Tah also challenges Alcan's controversial assertion that only 142 families will be affected by the project. 
"Our survey shows that 60,000 people will be affected," he says, citing the menace from mine tailings and effluent leaching into the soil and water of 200 surrounding villages. 
Shortly after taking up his post last year as the senior government official in Rayagada District, Pramod Meherda summoned local village chiefs to a slide show promoting the Alcan-Utkal project. He emerged triumphant from the February meeting, proclaiming he had won the hearts and minds of the Adivasis. 
"There was no opposition and they were, in fact, in favour of the project. Yes, it was unanimous," Meherda says in an interview. But when challenged, he changed his story and admitted he had encountered opposition from "two persons who said I should go to the people." 
Anti-mining activists insist the majority of local chiefs staunchly oppose the mine. One of those who spoke out strongly against the project was Dudheswar Jhodia, chief of Maikanch village, the site of the police shootings that killed three tribals during a protest in late 2000. 
"I told the meeting that no good would come from the project, and that if you try to kill 2,000 we will kill 6,000," the chief says. 

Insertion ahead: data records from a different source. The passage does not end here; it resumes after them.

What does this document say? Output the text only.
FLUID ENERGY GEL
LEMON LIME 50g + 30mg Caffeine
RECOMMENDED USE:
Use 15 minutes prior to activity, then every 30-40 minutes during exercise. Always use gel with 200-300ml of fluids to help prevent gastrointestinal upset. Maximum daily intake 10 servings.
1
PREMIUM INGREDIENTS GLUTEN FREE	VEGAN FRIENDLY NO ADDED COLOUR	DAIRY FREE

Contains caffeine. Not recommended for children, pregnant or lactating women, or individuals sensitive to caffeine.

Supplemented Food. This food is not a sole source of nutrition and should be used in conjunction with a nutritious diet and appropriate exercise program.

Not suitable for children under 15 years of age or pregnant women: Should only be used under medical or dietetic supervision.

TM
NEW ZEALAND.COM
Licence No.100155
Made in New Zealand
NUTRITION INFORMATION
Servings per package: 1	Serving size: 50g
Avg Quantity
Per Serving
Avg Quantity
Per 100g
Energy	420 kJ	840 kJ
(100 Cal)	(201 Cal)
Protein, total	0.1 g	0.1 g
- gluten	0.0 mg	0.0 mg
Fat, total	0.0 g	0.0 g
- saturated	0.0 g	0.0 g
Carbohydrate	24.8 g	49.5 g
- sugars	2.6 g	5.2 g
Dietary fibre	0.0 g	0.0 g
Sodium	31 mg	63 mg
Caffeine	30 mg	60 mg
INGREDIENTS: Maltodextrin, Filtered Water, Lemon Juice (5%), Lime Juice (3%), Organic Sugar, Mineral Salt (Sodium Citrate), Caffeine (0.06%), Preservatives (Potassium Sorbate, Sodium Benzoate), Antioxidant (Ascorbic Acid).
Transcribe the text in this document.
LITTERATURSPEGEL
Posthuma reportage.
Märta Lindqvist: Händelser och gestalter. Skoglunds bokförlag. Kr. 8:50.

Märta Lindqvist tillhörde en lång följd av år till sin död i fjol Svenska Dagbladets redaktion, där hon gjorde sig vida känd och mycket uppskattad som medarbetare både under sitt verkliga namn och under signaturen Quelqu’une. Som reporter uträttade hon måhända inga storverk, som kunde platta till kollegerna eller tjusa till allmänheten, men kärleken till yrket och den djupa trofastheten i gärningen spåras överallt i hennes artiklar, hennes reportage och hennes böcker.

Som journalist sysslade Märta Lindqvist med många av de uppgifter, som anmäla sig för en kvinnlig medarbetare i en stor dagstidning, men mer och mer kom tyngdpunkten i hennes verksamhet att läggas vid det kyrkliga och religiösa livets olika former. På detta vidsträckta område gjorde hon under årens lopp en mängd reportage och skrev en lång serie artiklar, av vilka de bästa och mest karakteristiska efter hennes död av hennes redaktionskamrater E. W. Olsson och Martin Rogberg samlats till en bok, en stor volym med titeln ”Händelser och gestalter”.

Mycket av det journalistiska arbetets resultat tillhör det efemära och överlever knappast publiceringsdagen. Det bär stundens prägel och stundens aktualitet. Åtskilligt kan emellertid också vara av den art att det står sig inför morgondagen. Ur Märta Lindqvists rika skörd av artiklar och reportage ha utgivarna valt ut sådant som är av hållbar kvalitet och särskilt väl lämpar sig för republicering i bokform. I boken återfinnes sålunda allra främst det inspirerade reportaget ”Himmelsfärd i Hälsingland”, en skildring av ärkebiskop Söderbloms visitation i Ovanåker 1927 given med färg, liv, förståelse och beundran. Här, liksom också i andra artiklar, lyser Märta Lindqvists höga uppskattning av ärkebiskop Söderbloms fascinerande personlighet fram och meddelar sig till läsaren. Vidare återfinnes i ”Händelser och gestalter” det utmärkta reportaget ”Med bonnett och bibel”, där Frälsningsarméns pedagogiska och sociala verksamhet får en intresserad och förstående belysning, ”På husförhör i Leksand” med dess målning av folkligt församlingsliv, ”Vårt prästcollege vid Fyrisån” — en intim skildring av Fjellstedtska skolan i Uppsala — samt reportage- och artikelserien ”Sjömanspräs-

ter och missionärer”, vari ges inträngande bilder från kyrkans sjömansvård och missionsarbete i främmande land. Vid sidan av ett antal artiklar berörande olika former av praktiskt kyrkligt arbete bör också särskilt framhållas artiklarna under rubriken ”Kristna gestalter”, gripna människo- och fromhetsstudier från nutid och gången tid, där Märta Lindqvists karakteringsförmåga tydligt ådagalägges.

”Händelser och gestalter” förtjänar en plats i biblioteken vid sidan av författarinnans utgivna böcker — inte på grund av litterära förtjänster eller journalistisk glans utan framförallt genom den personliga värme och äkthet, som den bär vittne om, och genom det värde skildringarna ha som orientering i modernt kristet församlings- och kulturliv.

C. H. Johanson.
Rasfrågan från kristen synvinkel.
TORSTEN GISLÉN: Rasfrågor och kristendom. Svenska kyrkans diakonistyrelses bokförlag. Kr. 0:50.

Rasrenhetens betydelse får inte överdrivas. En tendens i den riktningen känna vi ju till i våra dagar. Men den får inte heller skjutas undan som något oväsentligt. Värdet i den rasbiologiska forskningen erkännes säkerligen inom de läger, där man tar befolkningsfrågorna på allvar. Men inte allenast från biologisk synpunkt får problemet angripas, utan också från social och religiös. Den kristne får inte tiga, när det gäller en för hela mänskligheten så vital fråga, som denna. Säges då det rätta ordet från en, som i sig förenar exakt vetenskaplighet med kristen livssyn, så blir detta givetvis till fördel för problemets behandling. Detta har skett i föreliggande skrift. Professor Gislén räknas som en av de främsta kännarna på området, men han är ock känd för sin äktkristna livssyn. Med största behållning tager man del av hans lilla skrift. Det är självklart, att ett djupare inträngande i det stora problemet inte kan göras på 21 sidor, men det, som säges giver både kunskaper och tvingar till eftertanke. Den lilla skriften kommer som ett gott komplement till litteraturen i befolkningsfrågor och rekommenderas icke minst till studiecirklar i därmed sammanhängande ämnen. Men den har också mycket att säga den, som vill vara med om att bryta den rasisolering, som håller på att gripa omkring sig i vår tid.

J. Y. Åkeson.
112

"The police are acting for the company, and that's why they tried to frighten us," says Jhodia. "The refinery won't benefit anyone," he adds bitterly. "They'll get engineers from Delhi and Mumbai, and they'll bring in big machines, but we are just the little people and we won't gain anything. 
"We'll be told to carry supplies on our heads, and others will reap the benefits." 
Alcan executives haven't been seen here ever since the Norwegian engineers were kidnapped in 1998. If the Canadians come back, the Adivasis have a message for them and their corporate claim that modern mining techniques would leave a modest environmental footprint. 
"I've heard that the Canadians say they'll replace whatever they take from the earth. My question is, once you behead a man, can you give him a new head?" asks Jhodia. 
He shakes his head, answering his own question. Then he makes a prediction: "In the future, Alcan also will run away."